Matthew: Okay. And one final question is that I'm always on the lookout for cool places, and you're headquartered in Grand Rapids, Michigan, and it's kind of becoming a little bit of a, like, a hipster hub there. You know, brewhouses and just cool scene, and not a lot of people know about it. Can you just give us a quick overview? Is it like a mini "Portlandia," or what's going on there?
Jeff: Well, I'm not familiar with "Portlandia," and I grew up...
Matthew: Oh, you gotta watch that. You gotta watch it. Drop everything. You gotta watch it.
Jeff: Will do. Fair enough. I will do that in the next couple of days. I'm from the Flint, Michigan area. So, after I moved to west Michigan for a fresh start, it's different. The people here are different. Everybody's happy. I mean, it's not a panacea, but we're working. There's help wanted signs everywhere. People walk around with smiles on their faces. There is the brew pubs. The food scene is amazing. The spirits, since all these brew masters perfected their art with beer, they're now doing craft distillery. So that's growing in Michigan as well. Music venues. It's a pretty nice place to live. I live west of there in Holland, and I'm 10 minutes from Lake Michigan. So, 90 days of the year at the Caribbean, the rest of the year I have up to 100 inches of snow.
Matthew: Okay.

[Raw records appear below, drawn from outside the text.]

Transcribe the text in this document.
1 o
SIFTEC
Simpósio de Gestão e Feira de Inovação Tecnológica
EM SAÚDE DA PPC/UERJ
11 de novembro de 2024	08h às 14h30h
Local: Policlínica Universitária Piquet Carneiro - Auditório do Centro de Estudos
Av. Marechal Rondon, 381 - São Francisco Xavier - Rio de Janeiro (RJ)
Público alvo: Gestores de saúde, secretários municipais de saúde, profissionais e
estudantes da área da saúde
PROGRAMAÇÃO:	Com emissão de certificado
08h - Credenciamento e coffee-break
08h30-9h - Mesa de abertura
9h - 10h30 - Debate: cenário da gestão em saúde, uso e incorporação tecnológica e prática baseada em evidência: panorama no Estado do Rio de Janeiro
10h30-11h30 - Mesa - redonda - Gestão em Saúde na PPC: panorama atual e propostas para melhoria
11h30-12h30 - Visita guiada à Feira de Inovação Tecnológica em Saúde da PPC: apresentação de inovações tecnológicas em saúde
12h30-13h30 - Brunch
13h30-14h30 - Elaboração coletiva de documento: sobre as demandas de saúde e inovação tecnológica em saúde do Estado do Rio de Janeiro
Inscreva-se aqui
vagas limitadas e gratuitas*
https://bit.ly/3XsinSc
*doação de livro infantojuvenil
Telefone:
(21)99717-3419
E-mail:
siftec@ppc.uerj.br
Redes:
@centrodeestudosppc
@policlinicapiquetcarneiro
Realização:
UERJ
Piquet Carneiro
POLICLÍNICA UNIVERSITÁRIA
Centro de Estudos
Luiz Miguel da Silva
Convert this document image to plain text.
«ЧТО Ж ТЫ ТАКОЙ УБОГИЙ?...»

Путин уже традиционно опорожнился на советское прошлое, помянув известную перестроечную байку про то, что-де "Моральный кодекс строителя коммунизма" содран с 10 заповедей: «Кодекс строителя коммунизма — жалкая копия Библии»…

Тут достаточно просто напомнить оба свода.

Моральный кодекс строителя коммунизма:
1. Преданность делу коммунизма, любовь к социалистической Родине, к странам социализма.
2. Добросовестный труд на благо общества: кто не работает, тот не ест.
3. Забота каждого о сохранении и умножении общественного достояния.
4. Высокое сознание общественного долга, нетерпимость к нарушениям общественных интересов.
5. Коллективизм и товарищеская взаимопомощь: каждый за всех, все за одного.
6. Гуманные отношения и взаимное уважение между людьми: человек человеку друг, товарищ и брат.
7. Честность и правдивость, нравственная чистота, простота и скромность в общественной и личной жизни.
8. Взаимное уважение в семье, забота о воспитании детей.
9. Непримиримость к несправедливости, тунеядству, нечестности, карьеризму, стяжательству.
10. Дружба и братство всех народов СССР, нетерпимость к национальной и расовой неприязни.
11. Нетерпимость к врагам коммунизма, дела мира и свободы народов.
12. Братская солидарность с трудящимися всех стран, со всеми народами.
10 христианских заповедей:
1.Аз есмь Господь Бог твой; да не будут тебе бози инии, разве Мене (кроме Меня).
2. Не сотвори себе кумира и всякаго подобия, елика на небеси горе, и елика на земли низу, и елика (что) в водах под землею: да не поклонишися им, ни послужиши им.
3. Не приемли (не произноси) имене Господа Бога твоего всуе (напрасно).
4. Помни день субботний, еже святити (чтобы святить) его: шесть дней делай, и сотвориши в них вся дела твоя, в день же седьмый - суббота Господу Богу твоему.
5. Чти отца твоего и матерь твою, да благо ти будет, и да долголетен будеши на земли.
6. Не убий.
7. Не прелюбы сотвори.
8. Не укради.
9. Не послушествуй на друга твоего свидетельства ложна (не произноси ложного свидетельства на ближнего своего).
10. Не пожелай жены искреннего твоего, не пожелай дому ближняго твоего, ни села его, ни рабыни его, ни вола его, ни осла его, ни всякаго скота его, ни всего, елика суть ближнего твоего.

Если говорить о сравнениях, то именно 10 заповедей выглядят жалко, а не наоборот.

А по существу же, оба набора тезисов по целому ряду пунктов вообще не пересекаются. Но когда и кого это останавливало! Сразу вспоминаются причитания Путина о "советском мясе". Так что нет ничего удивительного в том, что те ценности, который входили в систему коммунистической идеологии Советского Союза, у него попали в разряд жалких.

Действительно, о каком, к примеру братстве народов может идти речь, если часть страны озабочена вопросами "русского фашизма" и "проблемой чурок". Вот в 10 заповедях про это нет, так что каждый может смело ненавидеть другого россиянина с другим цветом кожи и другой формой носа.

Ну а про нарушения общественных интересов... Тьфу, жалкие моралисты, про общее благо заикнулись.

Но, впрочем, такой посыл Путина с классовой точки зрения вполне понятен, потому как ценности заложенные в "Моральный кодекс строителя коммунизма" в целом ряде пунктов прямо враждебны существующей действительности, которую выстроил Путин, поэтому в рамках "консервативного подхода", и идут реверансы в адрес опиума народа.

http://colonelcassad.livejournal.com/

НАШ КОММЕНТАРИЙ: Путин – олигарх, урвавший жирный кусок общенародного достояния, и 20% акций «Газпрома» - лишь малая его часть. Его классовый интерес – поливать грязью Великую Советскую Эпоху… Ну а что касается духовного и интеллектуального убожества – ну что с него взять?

So it's kind of a mixed bag there, yeah. I grew up in the Midwest so I know what you're talking about. Well, Jeff, thanks for that color about Grand Rapids, and congratulations on your business. What a big accomplishment, and you're really helping a lot of people. We appreciate you coming on the show. Keep us updated, and good luck in the rest of 2018.
Jeff: Thank you, Matt. I appreciate your time today.